SPEE FSPMI juga mengingatkan bahwa Mahkamah Agung sendiri memiliki sejumlah yurisprudensi yang menolak dalil disharmonis sebagai alasan PHK karena tidak diatur dalam UU Ketenagakerjaan maupun peraturan turunannya. Karena itu, MA seharusnya konsisten dengan putusan-putusan sebelumnya dan memberikan kepastian hukum bagi pekerja.

“MA punya yurisprudensi yang jelas: disharmonis bukan alasan PHK. Serikat pekerja menuntut konsistensi dan keberanian lembaga peradilan untuk berpihak pada hukum, bukan pada kepentingan yang melemahkan pekerja,” ujar Bais.
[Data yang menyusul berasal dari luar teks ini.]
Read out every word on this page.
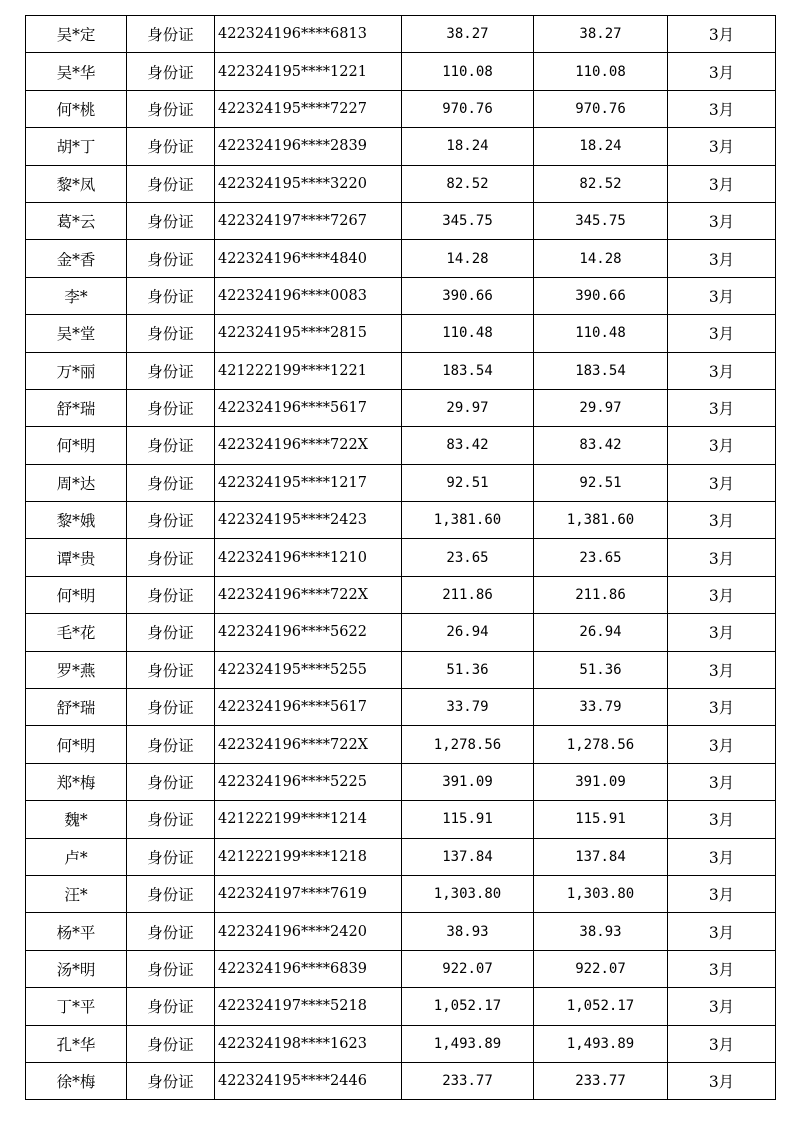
吴*定	身份证	422324196****6813	38.27	38.27	3月
吴*华	身份证	422324195****1221	110.08	110.08	3月
何*桃	身份证	422324195****7227	970.76	970.76	3月
胡*丁	身份证	422324196****2839	18.24	18.24	3月
黎*凤	身份证	422324195****3220	82.52	82.52	3月
葛*云	身份证	422324197****7267	345.75	345.75	3月
金*香	身份证	422324196****4840	14.28	14.28	3月
李*	身份证	422324196****0083	390.66	390.66	3月
吴*堂	身份证	422324195****2815	110.48	110.48	3月
万*丽	身份证	421222199****1221	183.54	183.54	3月
舒*瑞	身份证	422324196****5617	29.97	29.97	3月
何*明	身份证	422324196****722X	83.42	83.42	3月
周*达	身份证	422324195****1217	92.51	92.51	3月
黎*娥	身份证	422324195****2423	1,381.60	1,381.60	3月
谭*贵	身份证	422324196****1210	23.65	23.65	3月
何*明	身份证	422324196****722X	211.86	211.86	3月
毛*花	身份证	422324196****5622	26.94	26.94	3月
罗*燕	身份证	422324195****5255	51.36	51.36	3月
舒*瑞	身份证	422324196****5617	33.79	33.79	3月
何*明	身份证	422324196****722X	1,278.56	1,278.56	3月
郑*梅	身份证	422324196****5225	391.09	391.09	3月
魏*	身份证	421222199****1214	115.91	115.91	3月
卢*	身份证	421222199****1218	137.84	137.84	3月
汪*	身份证	422324197****7619	1,303.80	1,303.80	3月
杨*平	身份证	422324196****2420	38.93	38.93	3月
汤*明	身份证	422324196****6839	922.07	922.07	3月
丁*平	身份证	422324197****5218	1,052.17	1,052.17	3月
孔*华	身份证	422324198****1623	1,493.89	1,493.89	3月
徐*梅	身份证	422324195****2446	233.77	233.77	3月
Abdul Bais menambahkan, bahwa pemerintah sendiri pernah memberikan penjelasan resmi mengenai batasan PHK dalam surat Dirjen PHI & Jamsos Kemenakertrans tertanggal 5 Juni 2012.
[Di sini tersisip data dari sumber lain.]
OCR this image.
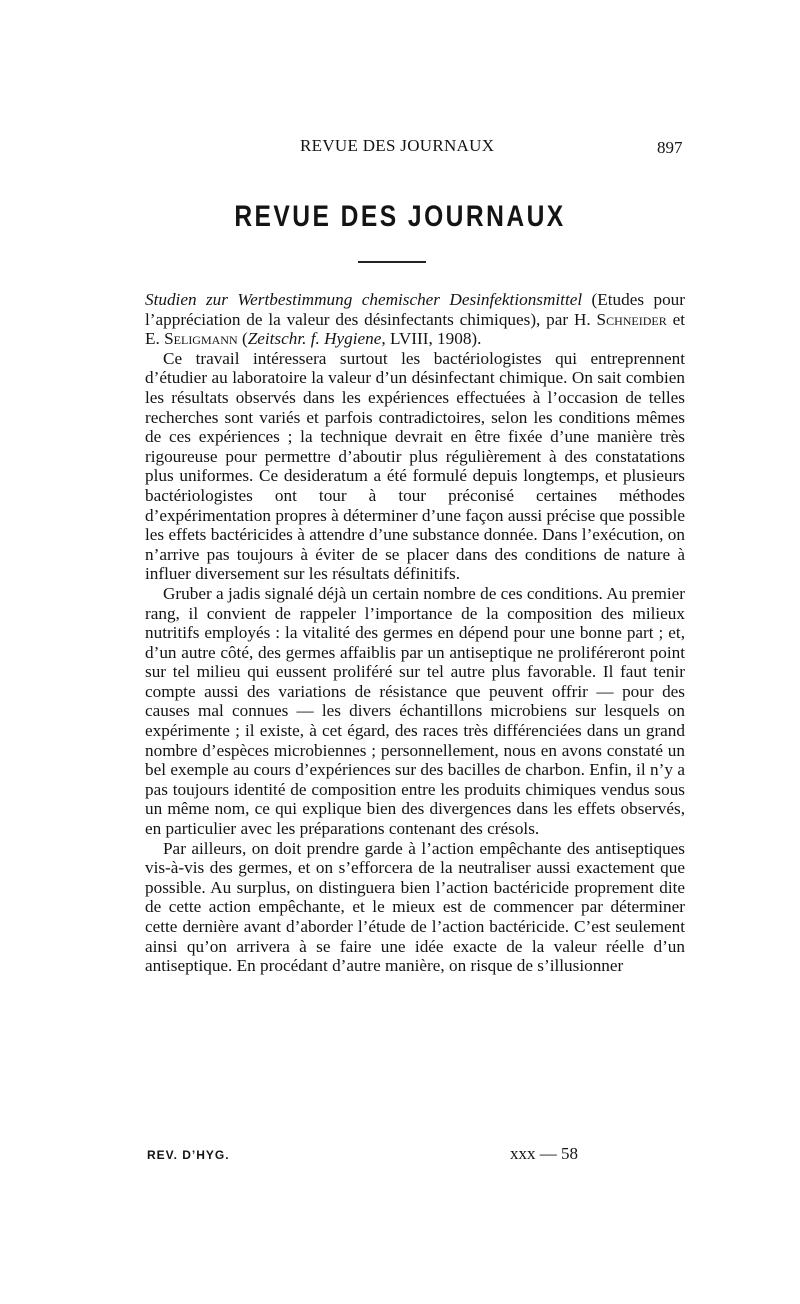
REVUE DES JOURNAUX	897
REVUE DES JOURNAUX

Studien zur Wertbestimmung chemischer Desinfektionsmittel (Etudes pour l’appréciation de la valeur des désinfectants chimiques), par H. Schneider et E. Seligmann (Zeitschr. f. Hygiene, LVIII, 1908).

Ce travail intéressera surtout les bactériologistes qui entreprennent d’étudier au laboratoire la valeur d’un désinfectant chimique. On sait combien les résultats observés dans les expériences effectuées à l’occasion de telles recherches sont variés et parfois contradictoires, selon les conditions mêmes de ces expériences ; la technique devrait en être fixée d’une manière très rigoureuse pour permettre d’aboutir plus régulièrement à des constatations plus uniformes. Ce desideratum a été formulé depuis longtemps, et plusieurs bactériologistes ont tour à tour préconisé certaines méthodes d’expérimentation propres à déterminer d’une façon aussi précise que possible les effets bactéricides à attendre d’une substance donnée. Dans l’exécution, on n’arrive pas toujours à éviter de se placer dans des conditions de nature à influer diversement sur les résultats définitifs.

Gruber a jadis signalé déjà un certain nombre de ces conditions. Au premier rang, il convient de rappeler l’importance de la composition des milieux nutritifs employés : la vitalité des germes en dépend pour une bonne part ; et, d’un autre côté, des germes affaiblis par un antiseptique ne proliféreront point sur tel milieu qui eussent proliféré sur tel autre plus favorable. Il faut tenir compte aussi des variations de résistance que peuvent offrir — pour des causes mal connues — les divers échantillons microbiens sur lesquels on expérimente ; il existe, à cet égard, des races très différenciées dans un grand nombre d’espèces microbiennes ; personnellement, nous en avons constaté un bel exemple au cours d’expériences sur des bacilles de charbon. Enfin, il n’y a pas toujours identité de composition entre les produits chimiques vendus sous un même nom, ce qui explique bien des divergences dans les effets observés, en particulier avec les préparations contenant des crésols.

Par ailleurs, on doit prendre garde à l’action empêchante des antiseptiques vis-à-vis des germes, et on s’efforcera de la neutraliser aussi exactement que possible. Au surplus, on distinguera bien l’action bactéricide proprement dite de cette action empêchante, et le mieux est de commencer par déterminer cette dernière avant d’aborder l’étude de l’action bactéricide. C’est seulement ainsi qu’on arrivera à se faire une idée exacte de la valeur réelle d’un antiseptique. En procédant d’autre manière, on risque de s’illusionner

REV. D’HYG.	xxx — 58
Dalam surat tersebut ditegaskan, Undang-Undang Nomor 13 Tahun 2003 telah mengatur secara limitatif alasan PHK, dan alasan di luar ketentuan tersebut tidak dapat dibenarkan.

PHK harus terlebih dahulu dibuktikan dengan alasan yang sah berdasarkan undang-undang, bukan berdasarkan persepsi, asumsi, atau penilaian subjektif seperti “ketidakharmonisan” atau “ketidaksesuaian.”

“Penjelasan resmi pemerintah ini memperkuat posisi FSPMI bahwa PHK pengurus PT YMMA adalah tidak sah,” tegasnya.

Dalam aksi ini, FSPMI juga meminta MA memberikan kepastian jadwal pembacaan putusan kasasi untuk kasus PT YMMA. Ketidakpastian proses ini menambah tekanan psikologis dan ekonomi bagi pekerja yang di-PHK secara sepihak.

“Kawan-kawan kami sudah terlalu lama menunggu. Kepastian hukum adalah mandat konstitusi. Proses kasasi tidak boleh digantung tanpa kejelasan,” kata Bais.

Aksi tanggal 11 Desember akan diikuti massa dari berbagai wilayah Jabodetabek dan dipastikan berlangsung damai, tertib, dan terukur. FSPMI menegaskan bahwa perjuangan ini bukan hanya soal satu perusahaan, tetapi menyangkut masa depan kebebasan berserikat dan perlindungan hak bekerja bagi seluruh pekerja Indonesia.